All children combined, the prevalence of P. falciparum was 14.1% at enrollment, 8.7% at 9 months, 11.2% at 12 months, 13.0% at 15 months and 22.4% at 18 months of age. Among all samples that were taken after enrolment, the prevalence was 12.1% in control group, 12.2% in milk-LNS, 14.0% in soy-LNS, and 17.2% in CSB group. Compared to children in the control group the prevalence ratio of positive malaria tests was 1.19 (95% CI 0.81-1.74; P = 0.372) in the milk-LNS group, 1.32 (95% CI 0.88-1.96; P = 0.177) in the soy-LNS group and 1.72 (95% CI 1.19-2.49; P = 0.004) in the CSB group.

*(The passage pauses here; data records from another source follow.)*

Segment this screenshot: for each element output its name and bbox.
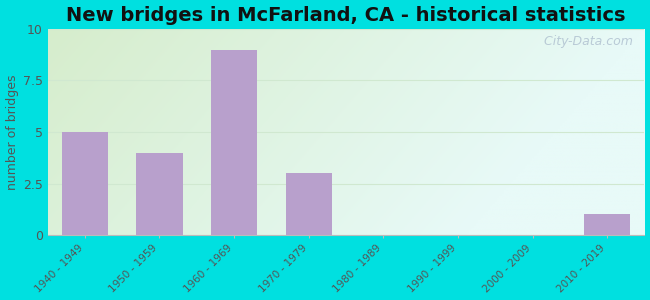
- Bar: [136, 153, 183, 235]
- Bar: [285, 173, 332, 235]
- Y-axis label: number of bridges: number of bridges: [6, 74, 19, 190]
- Bar: [584, 214, 630, 235]
- Title: New bridges in McFarland, CA - historical statistics: New bridges in McFarland, CA - historica…: [66, 6, 626, 25]
- Text: City-Data.com: City-Data.com: [536, 35, 632, 48]
- Bar: [211, 50, 257, 235]
- Bar: [62, 132, 108, 235]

The study findings do not support a hypothesis that LNS or CSB supplementation would reduce the prevalence of asymptomatic malaria among Malawian children. In contrast, there was a signal of a possible increase in malaria prevalence among children supplemented with CSB.
疟疾和营养不良之间的复杂相互作用导致疟疾流行地区的幼儿死亡率和发病率上升。以往干预措施的结果表明,改善幼儿的营养状况可能会降低疟疾负担。本研究检验了一个假设,即向马拉维 6-18 个月大的儿童提供脂基营养补充剂 (LNS) 或玉米-大豆混合物 (CSB) 补充剂,是否会降低他们无症状疟疾的流行率。
共有 840 名 6 个月大的儿童参加了一项随机试验。参与者接受了为期 12 个月的三种不同的每日膳食补充:CSB、大豆-LNS 或牛奶-LNS,以及一个不补充的对照组。通过从参与者的干血斑 (DBS) 中采集的实时 PCR 确定无症状间日疟原虫的流行率,该 DBS 是在基线和每 3 个月收集一次。使用修正泊松回归来检验全球零假设,以估计对照组和三个干预组在所有年龄组的流行率比(PR)。所有模型均根据基线疟疾、DBS 样本采集季节、入组地点和家庭资产 Z 分数进行调整。
所有儿童中,疟疾的流行率为 14.1%,在 9 个月时为 8.7%,12 个月时为 11.2%,15 个月时为 13.0%,18 个月时为 22.4%。在所有入组后采集的样本中,对照组的流行率为 12.1%,牛奶-LNS 组为 12.2%,大豆-LNS 组为 14.0%,CSB 组为 17.2%。与对照组儿童相比,牛奶-LNS 组阳性疟疾检测的流行率比为 1.19(95%CI 0.81-1.74;P=0.372),大豆-LNS 组为 1.32(95%CI 0.88-1.96;P=0.177),CSB 组为 1.72(95%CI 1.19-2.49;P=0.004)。
研究结果不支持 LNS 或 CSB 补充剂可降低马拉维儿童无症状疟疾流行率的假设。相反,CSB 补充剂可能会增加儿童疟疾流行率的信号。